In this side of the city, a community started with only two families two decades ago. Now, there are more than 200 hundred families in the Badjao community in Barangays Malitam and Wawa, Batangas City. Badjao is a muslim ethnic group and considered as the sea gypsies of the Philippines. Most of them came from Mindanao and the southern islands of the Philippines.
The Badjao community is located on the mouth of Calumpang River towards Batangas Bay. Fishing is the main source of livelihood, however, some are already employed, particularly the newer generation of the Badjaos. With easier access to education, these newer generation of Badjaos are literate, unlike their parents. Due to inter-marriage with locals, some younger Badjaos already have different religions.

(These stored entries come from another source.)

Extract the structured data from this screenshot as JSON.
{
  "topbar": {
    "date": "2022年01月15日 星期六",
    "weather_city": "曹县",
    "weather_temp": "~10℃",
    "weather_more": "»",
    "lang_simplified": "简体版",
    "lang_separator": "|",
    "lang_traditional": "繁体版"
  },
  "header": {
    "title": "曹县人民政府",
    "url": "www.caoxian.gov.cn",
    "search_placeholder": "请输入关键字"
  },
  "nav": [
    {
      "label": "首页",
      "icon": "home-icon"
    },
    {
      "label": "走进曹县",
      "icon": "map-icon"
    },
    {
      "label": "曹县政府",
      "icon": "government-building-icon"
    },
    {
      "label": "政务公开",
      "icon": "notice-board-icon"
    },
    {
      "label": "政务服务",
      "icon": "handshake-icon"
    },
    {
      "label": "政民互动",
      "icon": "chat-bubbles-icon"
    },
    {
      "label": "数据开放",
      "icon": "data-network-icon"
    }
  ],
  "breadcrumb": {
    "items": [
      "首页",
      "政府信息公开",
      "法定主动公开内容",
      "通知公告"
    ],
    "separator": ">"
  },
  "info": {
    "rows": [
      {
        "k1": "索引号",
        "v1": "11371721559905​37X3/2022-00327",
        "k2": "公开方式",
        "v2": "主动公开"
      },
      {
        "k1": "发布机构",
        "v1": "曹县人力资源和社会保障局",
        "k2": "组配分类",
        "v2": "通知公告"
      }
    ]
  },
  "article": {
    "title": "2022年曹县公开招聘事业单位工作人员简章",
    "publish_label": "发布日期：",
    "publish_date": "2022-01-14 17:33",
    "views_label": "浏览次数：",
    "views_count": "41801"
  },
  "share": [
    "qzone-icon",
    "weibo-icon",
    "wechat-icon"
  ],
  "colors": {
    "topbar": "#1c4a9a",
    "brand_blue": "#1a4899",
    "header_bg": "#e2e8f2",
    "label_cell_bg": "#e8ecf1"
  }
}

According to Gavino Oxillo, Barangay Councilor of Brgy. Malitam, education and livelihood are very important for the stability of the Badjao community. "Before, the community here enjoys a bountiful harvest of marine resources, but now its dwindling", Councilor Oxillo said. The Badjaos are now mostly harvesting small shellfish, small fishes and few crabs in nearby mangroves, Councillor Oxillo said. The Calumpang River mouth has widend due the onslaught of Typhoon Nina in December 2016. Some houses of the Badjaos were destroyed and they were forced to move further inland.
The dwindling shellfish catch is a big concern for the Badjaos.

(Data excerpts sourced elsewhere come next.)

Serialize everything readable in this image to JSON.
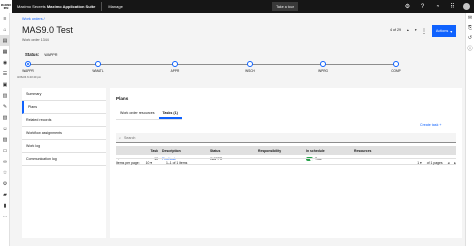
{
  "topbar": {
    "logo_line1": "MAXIMO",
    "logo_line2": "IBM",
    "app_title_prefix": "Maximo Secrets",
    "app_title_bold": "Maximo Application Suite",
    "manage": "Manage",
    "tour": "Take a tour"
  },
  "breadcrumb": "Work orders",
  "title": "MAS9.0 Test",
  "subtitle": "Work order 1344",
  "pager": "4 of 29",
  "actions_label": "Actions",
  "status": {
    "label": "Status:",
    "value": "WAPPR",
    "date": "3/26/24 6:43:40 pm",
    "nodes": [
      "WAPPR",
      "WMATL",
      "APPR",
      "WSCH",
      "INPRG",
      "COMP"
    ]
  },
  "sidebar": [
    "Summary",
    "Plans",
    "Related records",
    "Workflow assignments",
    "Work log",
    "Communication log"
  ],
  "plans": {
    "title": "Plans",
    "tabs": [
      "Work order resources",
      "Tasks (1)"
    ],
    "new_task": "Create task",
    "search_placeholder": "Search",
    "columns": [
      "Task",
      "Description",
      "Status",
      "Responsibility",
      "In schedule",
      "Resources"
    ],
    "row": {
      "task": "10",
      "description": "Find task",
      "status": "WAPPR",
      "responsibility": "",
      "in_schedule": "True",
      "resources": ""
    },
    "items_per_page_label": "Items per page:",
    "items_per_page": "10",
    "range": "1–1 of 1 items",
    "page": "1",
    "pages": "of 1 pages"
  }
}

The community is also beset with social problems, due to lack of jobs. "Petty crimes, family disputes, waste management and even teenage pregnancies are some of the issues that the barangay government is concerned" according to Barangay Councilor Raffy Gonda. However, he said the Badjaos are generally peaceful. "They cooperate very well, especially during calamities, they voluntarily evacuate especially during typhoons, because they know they are the first one to be affected if the sea waves become bigger", said Coun. Gonda.

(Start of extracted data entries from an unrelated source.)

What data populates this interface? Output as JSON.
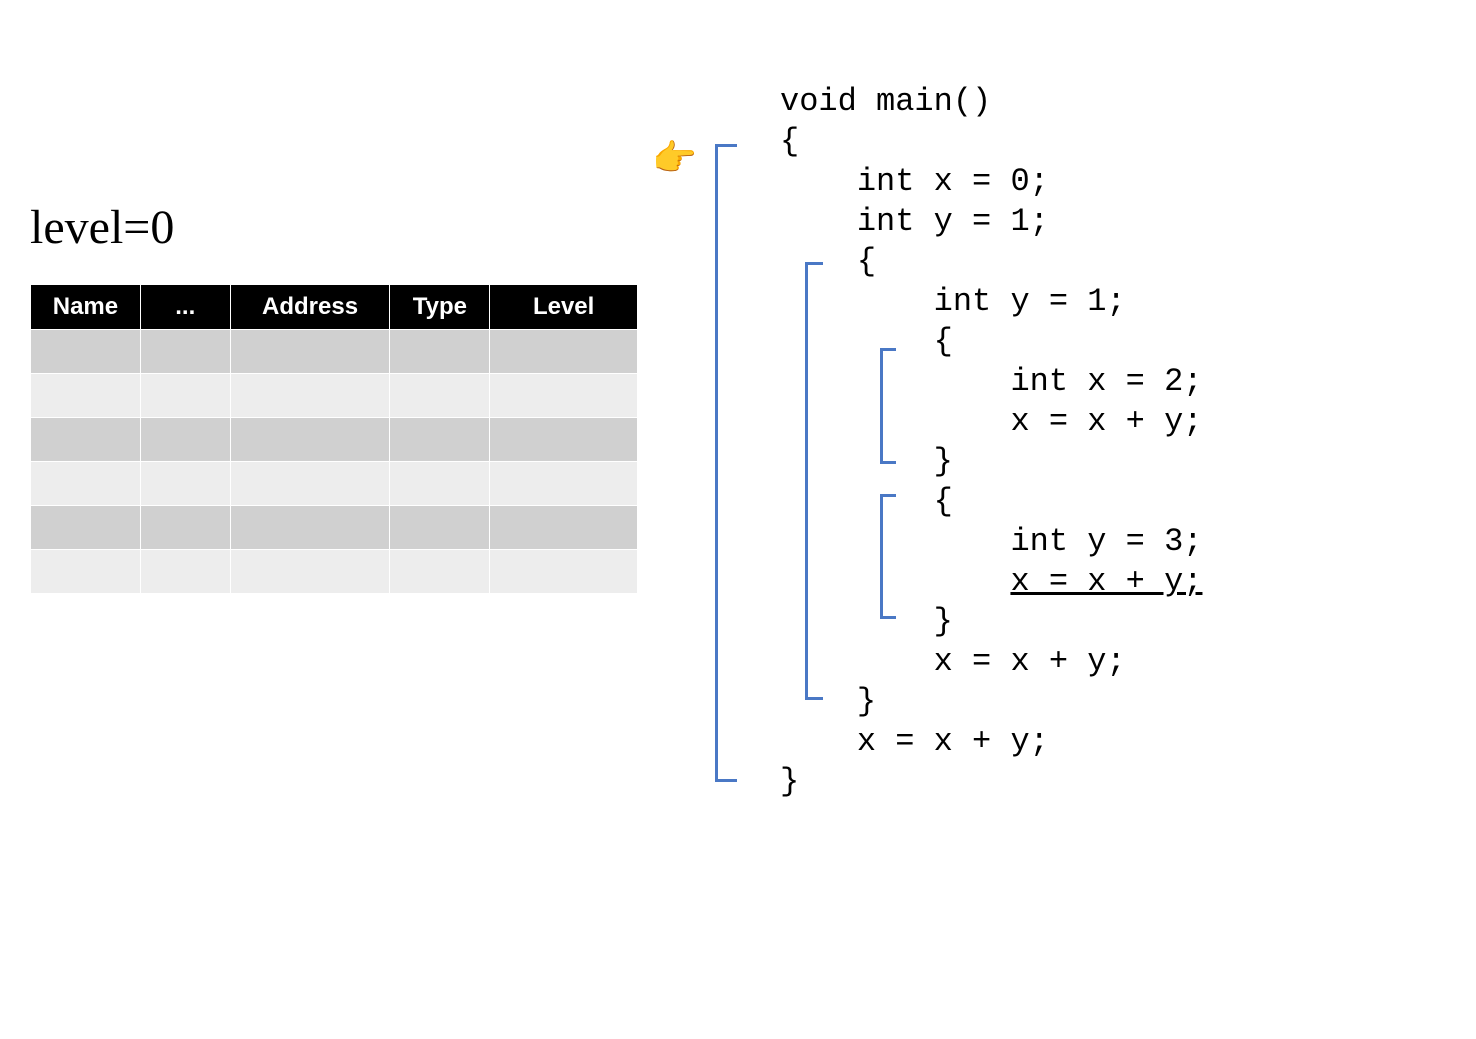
{
  "level_label": "level=0",
  "table": {
    "headers": [
      "Name",
      "...",
      "Address",
      "Type",
      "Level"
    ],
    "rows": [
      [
        "",
        "",
        "",
        "",
        ""
      ],
      [
        "",
        "",
        "",
        "",
        ""
      ],
      [
        "",
        "",
        "",
        "",
        ""
      ],
      [
        "",
        "",
        "",
        "",
        ""
      ],
      [
        "",
        "",
        "",
        "",
        ""
      ],
      [
        "",
        "",
        "",
        "",
        ""
      ]
    ]
  },
  "code": {
    "lines": [
      "void main()",
      "{",
      "    int x = 0;",
      "    int y = 1;",
      "    {",
      "        int y = 1;",
      "        {",
      "            int x = 2;",
      "            x = x + y;",
      "        }",
      "        {",
      "            int y = 3;",
      "            x = x + y;",
      "        }",
      "        x = x + y;",
      "    }",
      "    x = x + y;",
      "}"
    ],
    "underlined_line_index": 12
  },
  "pointer": "👉",
  "brackets": {
    "color": "#4a78c5",
    "nesting_levels": [
      {
        "span_lines": [
          2,
          18
        ],
        "description": "outer function body"
      },
      {
        "span_lines": [
          5,
          16
        ],
        "description": "first inner block"
      },
      {
        "span_lines": [
          7,
          10
        ],
        "description": "second inner block a"
      },
      {
        "span_lines": [
          11,
          14
        ],
        "description": "second inner block b"
      }
    ]
  }
}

Mr. Odilon Conti of the City Environment and Natural Resources Office (ENRO) of Batangas City said the Badjaos are already considered "Batangueños", despite being migrants from southern Philippines. "Mayor Beverly Dimacuha regularly visits the community and she is aware of their needs", Mr. Conti added. He also said Mayor Dimacuha prioritizes the education of the Badjao children.
The City ENRO has funded the documentation of the Batangas City State of Environment (SOE), in which SESAM, led by Mr. Thaddeus Lawas, University Research Associate II, is currently producing a documentary video which includes the plight of the Badjaos in Batangas City.
Access to education is important for the Badjao children, who are happilly playing along the shores of Calumpang River.
The Badjaos are known to sail hundreds of kilometers to look for a better life. However, opportunities are not always plenty. These people only desire daily food for their families, a safe community and a long-term place to stay thus avoiding constant relocation. Education will always be the equalizer, not just for their safety but also for the survival of their culture.